Asaletle yenilmek ve Enver Paşa
Yenilmek başlı başına bir ‘son’, yenmek de ‘mutlak zafer’anlamına gelseydi, bugün gönüllerimizde yaşattığımız Hz. Hüseyin değil..., Yezid olurdu... Oysa Yezid tarihin kaybedeni, ailesiyle birlikte vahşice katledilen Hz. Hüseyin ise kazananı olmuştur... Kerbela’da akan kan, gelecek kuşak Müslümanların kalbine Hz.

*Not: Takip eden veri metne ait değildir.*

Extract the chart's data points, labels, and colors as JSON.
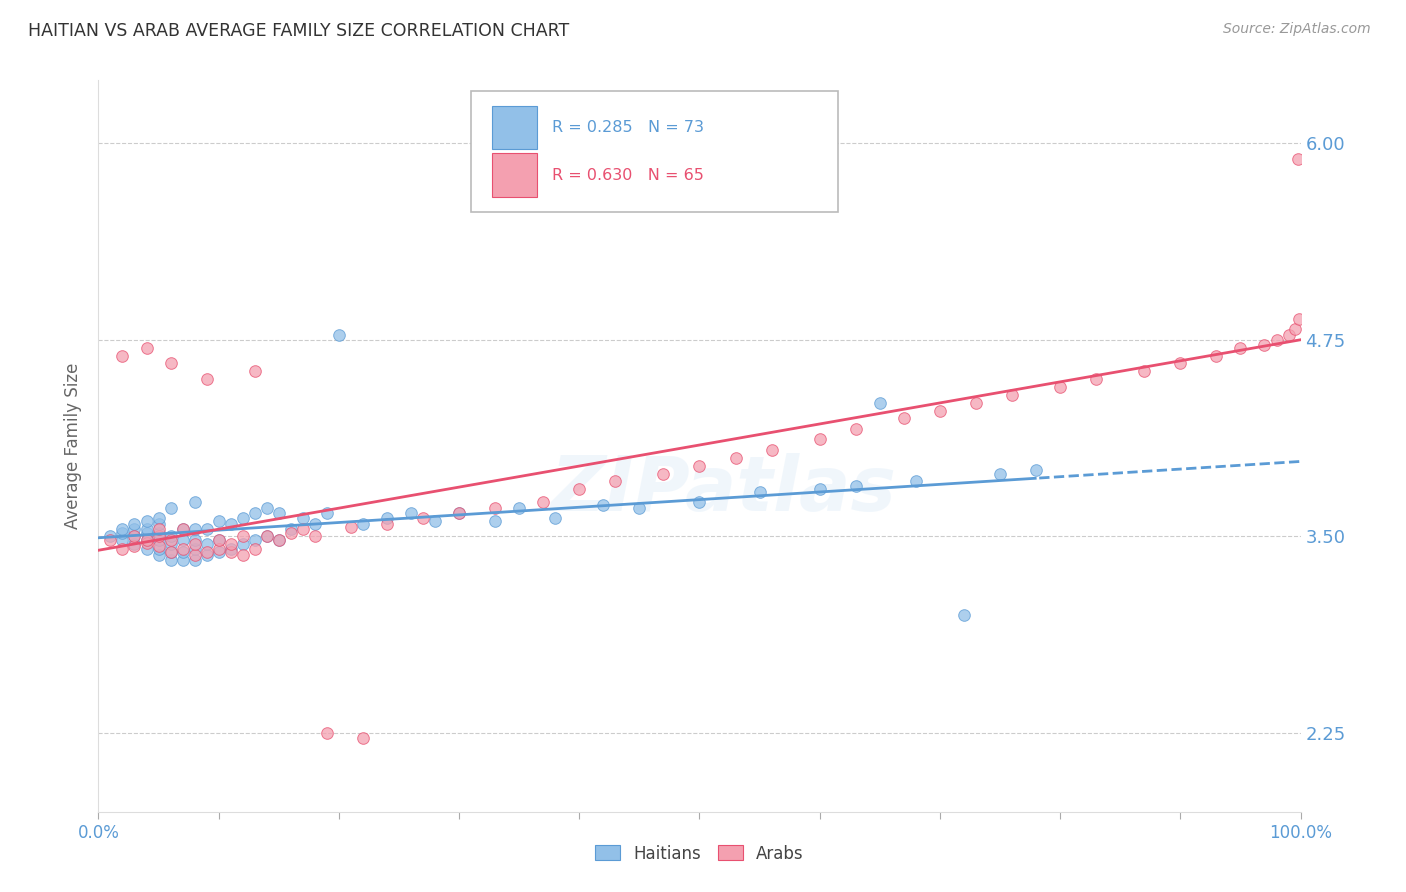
{
  "title": "HAITIAN VS ARAB AVERAGE FAMILY SIZE CORRELATION CHART",
  "source": "Source: ZipAtlas.com",
  "ylabel": "Average Family Size",
  "ytick_labels": [
    "2.25",
    "3.50",
    "4.75",
    "6.00"
  ],
  "ytick_values": [
    2.25,
    3.5,
    4.75,
    6.0
  ],
  "ymin": 1.75,
  "ymax": 6.4,
  "xmin": 0.0,
  "xmax": 1.0,
  "haitian_color": "#92c0e8",
  "arab_color": "#f4a0b0",
  "trendline_haitian_color": "#5b9bd5",
  "trendline_arab_color": "#e85070",
  "watermark": "ZIPatlas",
  "legend_haitian_R": "0.285",
  "legend_haitian_N": "73",
  "legend_arab_R": "0.630",
  "legend_arab_N": "65",
  "haitian_x": [
    0.01,
    0.02,
    0.02,
    0.02,
    0.03,
    0.03,
    0.03,
    0.03,
    0.04,
    0.04,
    0.04,
    0.04,
    0.04,
    0.05,
    0.05,
    0.05,
    0.05,
    0.05,
    0.05,
    0.06,
    0.06,
    0.06,
    0.06,
    0.06,
    0.07,
    0.07,
    0.07,
    0.07,
    0.08,
    0.08,
    0.08,
    0.08,
    0.08,
    0.09,
    0.09,
    0.09,
    0.1,
    0.1,
    0.1,
    0.11,
    0.11,
    0.12,
    0.12,
    0.13,
    0.13,
    0.14,
    0.14,
    0.15,
    0.15,
    0.16,
    0.17,
    0.18,
    0.19,
    0.2,
    0.22,
    0.24,
    0.26,
    0.28,
    0.3,
    0.33,
    0.35,
    0.38,
    0.42,
    0.45,
    0.5,
    0.55,
    0.6,
    0.63,
    0.65,
    0.68,
    0.72,
    0.75,
    0.78
  ],
  "haitian_y": [
    3.5,
    3.48,
    3.52,
    3.55,
    3.45,
    3.5,
    3.55,
    3.58,
    3.42,
    3.48,
    3.52,
    3.55,
    3.6,
    3.38,
    3.42,
    3.48,
    3.52,
    3.58,
    3.62,
    3.35,
    3.4,
    3.45,
    3.5,
    3.68,
    3.35,
    3.4,
    3.48,
    3.55,
    3.35,
    3.42,
    3.48,
    3.55,
    3.72,
    3.38,
    3.45,
    3.55,
    3.4,
    3.48,
    3.6,
    3.42,
    3.58,
    3.45,
    3.62,
    3.48,
    3.65,
    3.5,
    3.68,
    3.48,
    3.65,
    3.55,
    3.62,
    3.58,
    3.65,
    4.78,
    3.58,
    3.62,
    3.65,
    3.6,
    3.65,
    3.6,
    3.68,
    3.62,
    3.7,
    3.68,
    3.72,
    3.78,
    3.8,
    3.82,
    4.35,
    3.85,
    3.0,
    3.9,
    3.92
  ],
  "arab_x": [
    0.01,
    0.02,
    0.02,
    0.03,
    0.03,
    0.04,
    0.04,
    0.04,
    0.05,
    0.05,
    0.05,
    0.06,
    0.06,
    0.06,
    0.07,
    0.07,
    0.08,
    0.08,
    0.09,
    0.09,
    0.1,
    0.1,
    0.11,
    0.11,
    0.12,
    0.12,
    0.13,
    0.13,
    0.14,
    0.15,
    0.16,
    0.17,
    0.18,
    0.19,
    0.21,
    0.22,
    0.24,
    0.27,
    0.3,
    0.33,
    0.37,
    0.4,
    0.43,
    0.47,
    0.5,
    0.53,
    0.56,
    0.6,
    0.63,
    0.67,
    0.7,
    0.73,
    0.76,
    0.8,
    0.83,
    0.87,
    0.9,
    0.93,
    0.95,
    0.97,
    0.98,
    0.99,
    0.995,
    0.998,
    0.999
  ],
  "arab_y": [
    3.48,
    3.42,
    4.65,
    3.44,
    3.5,
    3.46,
    4.7,
    3.48,
    3.44,
    3.5,
    3.55,
    3.4,
    3.48,
    4.6,
    3.42,
    3.55,
    3.38,
    3.45,
    3.4,
    4.5,
    3.42,
    3.48,
    3.4,
    3.45,
    3.38,
    3.5,
    3.42,
    4.55,
    3.5,
    3.48,
    3.52,
    3.55,
    3.5,
    2.25,
    3.56,
    2.22,
    3.58,
    3.62,
    3.65,
    3.68,
    3.72,
    3.8,
    3.85,
    3.9,
    3.95,
    4.0,
    4.05,
    4.12,
    4.18,
    4.25,
    4.3,
    4.35,
    4.4,
    4.45,
    4.5,
    4.55,
    4.6,
    4.65,
    4.7,
    4.72,
    4.75,
    4.78,
    4.82,
    5.9,
    4.88
  ]
}
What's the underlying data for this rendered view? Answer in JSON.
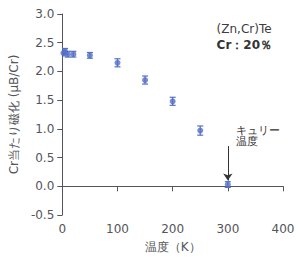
{
  "chart_data": {
    "type": "scatter",
    "title": "(Zn,Cr)Te",
    "subtitle": "Cr：20％",
    "xlabel": "温度（K）",
    "ylabel": "Cr当たり磁化 (μB/Cr)",
    "x": [
      2,
      5,
      10,
      20,
      50,
      100,
      150,
      200,
      250,
      300
    ],
    "values": [
      2.32,
      2.35,
      2.3,
      2.3,
      2.28,
      2.15,
      1.85,
      1.48,
      0.97,
      0.03
    ],
    "yerr": [
      0.05,
      0.05,
      0.05,
      0.05,
      0.05,
      0.07,
      0.07,
      0.07,
      0.08,
      0.05
    ],
    "marker": "circle",
    "xlim": [
      0,
      400
    ],
    "ylim": [
      -0.5,
      3.0
    ],
    "xticks": [
      0,
      100,
      200,
      300,
      400
    ],
    "yticks": [
      -0.5,
      {
        "value": 0.0,
        "label": "0.0"
      },
      0.5,
      {
        "value": 1.0,
        "label": "1.0"
      },
      1.5,
      {
        "value": 2.0,
        "label": "2.0"
      },
      2.5,
      {
        "value": 3.0,
        "label": "3.0"
      }
    ],
    "grid": false,
    "annotations": [
      {
        "text": "キュリー",
        "x": 315,
        "y": 0.97
      },
      {
        "text": "温度",
        "x": 315,
        "y": 0.78
      }
    ],
    "arrow": {
      "x": 300,
      "y_start": 0.7,
      "y_end": 0.1
    }
  }
}
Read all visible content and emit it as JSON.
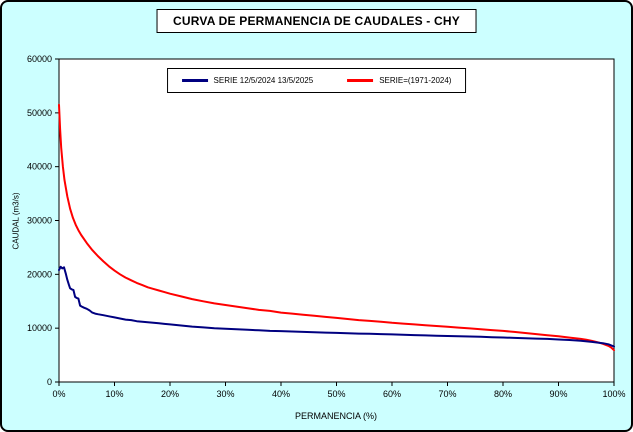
{
  "colors": {
    "background": "#CCFFFF",
    "plot_background": "#FFFFFF",
    "border": "#000000"
  },
  "chart_data": {
    "type": "line",
    "title": "CURVA DE PERMANENCIA DE CAUDALES - CHY",
    "xlabel": "PERMANENCIA (%)",
    "ylabel": "CAUDAL (m3/s)",
    "xlim": [
      0,
      100
    ],
    "ylim": [
      0,
      60000
    ],
    "grid": false,
    "legend_position": "top-center-inside",
    "x_ticks": [
      "0%",
      "10%",
      "20%",
      "30%",
      "40%",
      "50%",
      "60%",
      "70%",
      "80%",
      "90%",
      "100%"
    ],
    "x_tick_values": [
      0,
      10,
      20,
      30,
      40,
      50,
      60,
      70,
      80,
      90,
      100
    ],
    "y_ticks": [
      "0",
      "10000",
      "20000",
      "30000",
      "40000",
      "50000",
      "60000"
    ],
    "y_tick_values": [
      0,
      10000,
      20000,
      30000,
      40000,
      50000,
      60000
    ],
    "series": [
      {
        "name": "SERIE 12/5/2024 13/5/2025",
        "color": "#000080",
        "points": [
          [
            0,
            20800
          ],
          [
            0.3,
            21400
          ],
          [
            0.6,
            21100
          ],
          [
            0.9,
            21300
          ],
          [
            1.2,
            20200
          ],
          [
            1.5,
            19000
          ],
          [
            1.8,
            18000
          ],
          [
            2,
            17400
          ],
          [
            2.3,
            17200
          ],
          [
            2.6,
            17100
          ],
          [
            2.9,
            15800
          ],
          [
            3.2,
            15600
          ],
          [
            3.5,
            15500
          ],
          [
            3.8,
            14200
          ],
          [
            4.1,
            14000
          ],
          [
            4.5,
            13800
          ],
          [
            5,
            13600
          ],
          [
            5.5,
            13300
          ],
          [
            6,
            12900
          ],
          [
            6.5,
            12700
          ],
          [
            7,
            12600
          ],
          [
            7.5,
            12500
          ],
          [
            8,
            12400
          ],
          [
            9,
            12200
          ],
          [
            10,
            12000
          ],
          [
            11,
            11800
          ],
          [
            12,
            11600
          ],
          [
            13,
            11500
          ],
          [
            14,
            11300
          ],
          [
            15,
            11200
          ],
          [
            16,
            11100
          ],
          [
            17,
            11000
          ],
          [
            18,
            10900
          ],
          [
            19,
            10800
          ],
          [
            20,
            10700
          ],
          [
            22,
            10500
          ],
          [
            24,
            10300
          ],
          [
            26,
            10150
          ],
          [
            28,
            10000
          ],
          [
            30,
            9900
          ],
          [
            32,
            9800
          ],
          [
            34,
            9700
          ],
          [
            36,
            9600
          ],
          [
            38,
            9500
          ],
          [
            40,
            9450
          ],
          [
            42,
            9380
          ],
          [
            44,
            9300
          ],
          [
            46,
            9250
          ],
          [
            48,
            9180
          ],
          [
            50,
            9120
          ],
          [
            52,
            9050
          ],
          [
            54,
            9000
          ],
          [
            56,
            8950
          ],
          [
            58,
            8900
          ],
          [
            60,
            8850
          ],
          [
            62,
            8780
          ],
          [
            64,
            8720
          ],
          [
            66,
            8660
          ],
          [
            68,
            8600
          ],
          [
            70,
            8550
          ],
          [
            72,
            8500
          ],
          [
            74,
            8450
          ],
          [
            76,
            8400
          ],
          [
            78,
            8330
          ],
          [
            80,
            8270
          ],
          [
            82,
            8200
          ],
          [
            84,
            8130
          ],
          [
            86,
            8060
          ],
          [
            88,
            8000
          ],
          [
            90,
            7900
          ],
          [
            92,
            7800
          ],
          [
            94,
            7650
          ],
          [
            96,
            7450
          ],
          [
            98,
            7200
          ],
          [
            99,
            7000
          ],
          [
            100,
            6600
          ]
        ]
      },
      {
        "name": "SERIE=(1971-2024)",
        "color": "#FF0000",
        "points": [
          [
            0,
            51500
          ],
          [
            0.2,
            47000
          ],
          [
            0.4,
            43500
          ],
          [
            0.7,
            40000
          ],
          [
            1,
            37500
          ],
          [
            1.5,
            34500
          ],
          [
            2,
            32200
          ],
          [
            2.5,
            30500
          ],
          [
            3,
            29200
          ],
          [
            3.5,
            28200
          ],
          [
            4,
            27300
          ],
          [
            5,
            25800
          ],
          [
            6,
            24500
          ],
          [
            7,
            23400
          ],
          [
            8,
            22400
          ],
          [
            9,
            21500
          ],
          [
            10,
            20700
          ],
          [
            11,
            20000
          ],
          [
            12,
            19400
          ],
          [
            13,
            18900
          ],
          [
            14,
            18400
          ],
          [
            15,
            18000
          ],
          [
            16,
            17600
          ],
          [
            17,
            17300
          ],
          [
            18,
            17000
          ],
          [
            19,
            16700
          ],
          [
            20,
            16400
          ],
          [
            22,
            15900
          ],
          [
            24,
            15400
          ],
          [
            26,
            15000
          ],
          [
            28,
            14600
          ],
          [
            30,
            14300
          ],
          [
            32,
            14000
          ],
          [
            34,
            13700
          ],
          [
            36,
            13400
          ],
          [
            38,
            13200
          ],
          [
            40,
            12900
          ],
          [
            42,
            12700
          ],
          [
            44,
            12500
          ],
          [
            46,
            12300
          ],
          [
            48,
            12100
          ],
          [
            50,
            11900
          ],
          [
            52,
            11700
          ],
          [
            54,
            11500
          ],
          [
            56,
            11350
          ],
          [
            58,
            11200
          ],
          [
            60,
            11000
          ],
          [
            62,
            10850
          ],
          [
            64,
            10700
          ],
          [
            66,
            10550
          ],
          [
            68,
            10400
          ],
          [
            70,
            10250
          ],
          [
            72,
            10100
          ],
          [
            74,
            9950
          ],
          [
            76,
            9800
          ],
          [
            78,
            9650
          ],
          [
            80,
            9500
          ],
          [
            82,
            9300
          ],
          [
            84,
            9100
          ],
          [
            86,
            8900
          ],
          [
            88,
            8700
          ],
          [
            90,
            8500
          ],
          [
            92,
            8250
          ],
          [
            94,
            8000
          ],
          [
            95,
            7850
          ],
          [
            96,
            7650
          ],
          [
            97,
            7400
          ],
          [
            98,
            7100
          ],
          [
            99,
            6700
          ],
          [
            99.5,
            6400
          ],
          [
            100,
            5900
          ]
        ]
      }
    ]
  }
}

Hüseyin’in ismini coşkuyla taşırken, Yezid ve şürekasının ismini boğmuştur... Hak uğruna mücadele etmek yenilgiye bile asalet yükler... Bazen öyle bir yenilir ki kahraman, düşmanı dahi ona saygı duyar... Çünkü o ruhen kazanmış, sadece bedeniyle esir düşmüştür... Gerçekte kazanan o olduğu için de tarihler onu yazar, kalpler ve milletlerin hafızaları onu yaşatır...
Buna en iyi tarihî örneklerden birisi Şeyh Şamil’dir... O da yenilmişti... Ama Rusya’ya Kafkasları dar ederek... Savaşlarda eşini, çocuğunu, kardeşlerini kaybetse de, bir kavme değil, dünyaya yetecek direniş ruhunu hiç kaybetmedi... 35 yıllık direniş destanının sonunda, 6 Eylül 1859’da, bütün kaynakları tükendiğinde, 70 bin kişilik Rus ordusu tarafından teslim alındı... Çar I.Nikola ve II.Alexandr’a kök söktüren büyük gerilla Şeyh Şamil, götürüldüğü Petersburg’da Çar’dan büyük ilgi ve saygı gördü... Bir ay sarayda misafir edildi... Daha sonra geri dönmek kaydıyla Hacc’a gitmesine izin verildi... 4 Şubat 1871’de Medine’de dünyaya gözlerini kapadığında geriye yenilmiş, ama adı, askerlik dehası ve mücadele ruhuyla çağları aşacak bir Şeyh Şamil efsanesi kalmıştı... Verdiği şerefli mücadele onu hep var kıldı ve bugünlere taşıdı...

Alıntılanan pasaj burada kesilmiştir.